BFS is an algorithm for traversing or searching tree or graph data structures. It starts at the tree root(or some arbitrary node of a graph, sometimes referred as a search key), and explores all of the neighbor nodes at the present depth prior to moving on to the nodes at the next depth level.

void bfs(Graph& graph, int start) {
  deque<int> d{start};
  unordered_set<int> visited{start};
  while (!d.empty()) {
    int node = d.front();
    d.pop_front();
    for (auto next : graph[node]) {
      if (visited.count(next)) continue;
      visited.insert(next);
      d.push_back(next);
    }
  }
}

0-1 BFS

0-1 BFS is to solve the graph shortest path(SP) problem that the weight of edge can only be 0 or 1.

We can solve this problem with Dijkstra or A star, but the time complexity may reach \(O(E + VlogV)\), where E is the number of edges and V is the number of vertices.

0-1 BFS can reduce the time complexity ot \(O(E + V)\), since it travals all the vertices and edges once.

Similar to Dijikstra, we only put a vertex in the queue if it has been relaxed by a previous vertex (distance is reduced by travelling on this edge) and we also keep the queue sorted by distance from source at every point of time.

Now, when we are at u, we know one thing for sure:

travelling an edge (u, v) would make sure that v is either in the same level as u or at the next successive level.

This is because the edge weights are 0 and 1. An edge weight of 0 would mean that they lie on the same level, whereas an edge weight of 1 means they lie on level below. We also know that during BFS our queue holds vertices of two successive levels at max. So, when we are at vertex u, our queue contains elements of level \(L[u]\) or \(L[u] + 1\). And we also know that for an edge (u, v), \(L[v]\) is either \(L[u]\) or \(L[u] + 1\). Thus, if the vertex v is relaxed and has the same level, we can push it to the front of our queue and if it has the very next level, we can push it to the end of the queue. This helps us keep the queue sorted by level for the BFS to work properly.

But, using a normal queue data structure, we cannot insert and keep it sorted in \(O(1)\). Using priority queue cost us \(O(logN)\) to keep it sorted.
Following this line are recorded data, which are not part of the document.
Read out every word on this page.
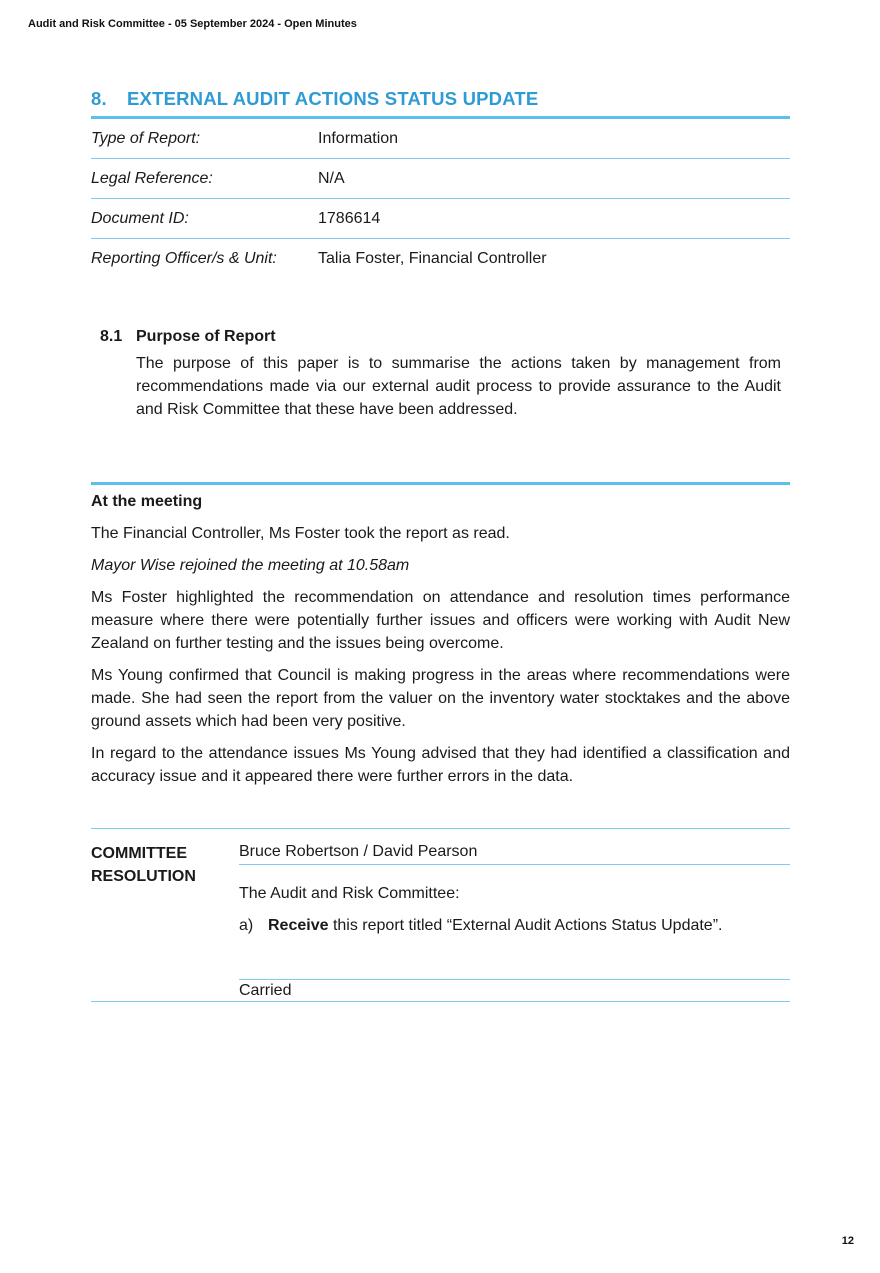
Audit and Risk Committee - 05 September 2024 - Open Minutes
8. EXTERNAL AUDIT ACTIONS STATUS UPDATE
Type of Report:	Information
Legal Reference:	N/A
Document ID:	1786614
Reporting Officer/s & Unit:	Talia Foster, Financial Controller
8.1 Purpose of Report
The purpose of this paper is to summarise the actions taken by management from recommendations made via our external audit process to provide assurance to the Audit and Risk Committee that these have been addressed.

At the meeting

The Financial Controller, Ms Foster took the report as read.

Mayor Wise rejoined the meeting at 10.58am

Ms Foster highlighted the recommendation on attendance and resolution times performance measure where there were potentially further issues and officers were working with Audit New Zealand on further testing and the issues being overcome.

Ms Young confirmed that Council is making progress in the areas where recommendations were made. She had seen the report from the valuer on the inventory water stocktakes and the above ground assets which had been very positive.

In regard to the attendance issues Ms Young advised that they had identified a classification and accuracy issue and it appeared there were further errors in the data.

COMMITTEE
RESOLUTION
Bruce Robertson / David Pearson
The Audit and Risk Committee:
a) Receive this report titled “External Audit Actions Status Update”.
Carried
12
The problem with the normal queue is the absence of methods which helps us to perform all of these functions:

1. Remove Top Element (To get vertex for BFS)
2. Insert At the beginning (To push a vertex with same level)
3. Insert At the end (To push a vertex on next level)

Fortunately, all of these operations are supported by a double ended queue:

int zero_one_bfs(Graph g, int src, int tar) {
  vector dis(g.size(), INT_MAX);
  dis[src] = 0;

  deque<int> dq{};
  dq.push_back(src);

  while(!dq.empty()) {
    auto node = dq.front(); dq.pop_front();

    for (auto next : g[node]) {
      int c = cost(node, next);
      if (dis[node] + c < dis[next]) {
        dis[next] = dis[node] + c;
        if (c == 1) {
          dq.push_back(next);
        } else {
          dq.push_front(next);
        }
      }
    }
  }

  return dis[tar];
}

Problems:

• minimum-cost-to-make-at-least-one-valid-path-in-a-grid

Reference:

• codeforces 0-1 BFS

Depth-first Search(DFS)

DFS is an algorithm for traversing or searching tree or graph data structure. The algorithm starts at the root node(selecting some arbitrary node as the root node in the case of a graph) and explores as far as possible along each branch before backtracking.

void dfs(Graph& graph, unordered_set<int>& visited, int root) {
  if (visited.count(root)) return;
  for (auto next : graph[root]) {
    dfs(graph, visited, next);
  }
}